The Reagan administration denied yesterday that it "has decided to tilt in favor of South Africa's government or its white population," but it also said it will not seek to undermine that country's government or take sides in the conflicts between its blacks and whites.

That point was stressed by Chester A. Crocker, assistant secretary of state for African affairs, in testimony before the House subcommittee on Africa. The administration's policy, he asserted, is to act as a neutral broker able to mediate solutions to southern Africa's racial strife and protect Western strategic and economic interests in the region.

"In South Africa, it is not our task to choose between black and white, but rather to foster conditions in which all South Africans can more fully share and participate in the economy and political process. We seek through our policies neither to destabilize South Africa nor align ourselves with apartheid policies that are repugnant to us," Crocker said.

He added: "To those who would say this administration has decided to tilt in favor of South Africa's government or its white population, we simply reject the charge. If there is a tilt in our policies, it is toward developing greater influence and credibility as a regional partner . . . . "

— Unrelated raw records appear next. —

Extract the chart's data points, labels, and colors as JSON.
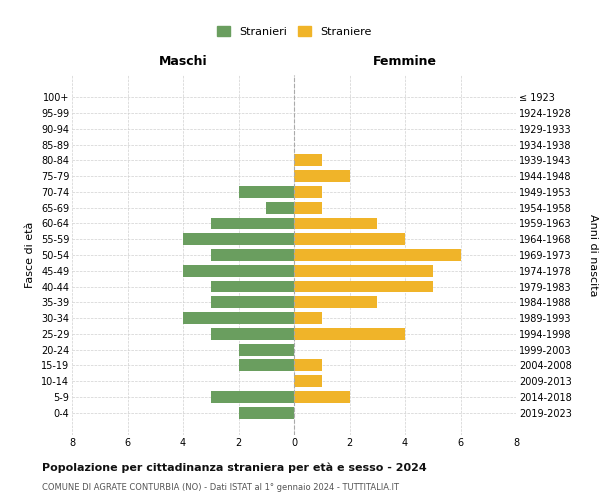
{
  "age_groups": [
    "100+",
    "95-99",
    "90-94",
    "85-89",
    "80-84",
    "75-79",
    "70-74",
    "65-69",
    "60-64",
    "55-59",
    "50-54",
    "45-49",
    "40-44",
    "35-39",
    "30-34",
    "25-29",
    "20-24",
    "15-19",
    "10-14",
    "5-9",
    "0-4"
  ],
  "birth_years": [
    "≤ 1923",
    "1924-1928",
    "1929-1933",
    "1934-1938",
    "1939-1943",
    "1944-1948",
    "1949-1953",
    "1954-1958",
    "1959-1963",
    "1964-1968",
    "1969-1973",
    "1974-1978",
    "1979-1983",
    "1984-1988",
    "1989-1993",
    "1994-1998",
    "1999-2003",
    "2004-2008",
    "2009-2013",
    "2014-2018",
    "2019-2023"
  ],
  "males": [
    0,
    0,
    0,
    0,
    0,
    0,
    2,
    1,
    3,
    4,
    3,
    4,
    3,
    3,
    4,
    3,
    2,
    2,
    0,
    3,
    2
  ],
  "females": [
    0,
    0,
    0,
    0,
    1,
    2,
    1,
    1,
    3,
    4,
    6,
    5,
    5,
    3,
    1,
    4,
    0,
    1,
    1,
    2,
    0
  ],
  "male_color": "#6a9e5f",
  "female_color": "#f0b429",
  "title": "Popolazione per cittadinanza straniera per età e sesso - 2024",
  "subtitle": "COMUNE DI AGRATE CONTURBIA (NO) - Dati ISTAT al 1° gennaio 2024 - TUTTITALIA.IT",
  "left_label": "Maschi",
  "right_label": "Femmine",
  "y_left_label": "Fasce di età",
  "y_right_label": "Anni di nascita",
  "legend_male": "Stranieri",
  "legend_female": "Straniere",
  "xlim": 8,
  "background_color": "#ffffff",
  "grid_color": "#d0d0d0",
  "bar_height": 0.75
}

Crocker's testimony was basically a restatement of an Aug. 29 Honolulu speech in which he attempted to explain the administration's rationale for its policy toward South Africa. That policy has come under increasing fire from the countries of black Africa and from American blacks and liberal whites on grounds that it is encouraging Pretoria to continue its white supremacist rule and carry out military actions against hostile neighbors.

The centerpiece of administration policy involves an attempt to induce South Africa to permit independence for Namibia, a largely black neighboring territory that has been controlled by Pretoria since the end of World War I. In exchange, documents leaked from the State Department have made clear, the administration has offered to help South Africa break out of the political isolation imposed on it by the international community.

Although he didn't put it in such stark terms, Crocker insisted yesterday that this pragmatic approach offers the only realistic hope of resolving the Namibia problem and other regional conflicts such as the civil war in Angola, where Cuban troops and Soviet advisers are helping the Marxist government fight insurgent forces.

Although he refused to give specifics, Crocker insisted that the U.S. initiatives give grounds for "cautious optimism" for "early progress" on a Namibia solution.

The questioning from liberal members of the subcommittee made clear, though, that Crocker had failed to ease their concerns.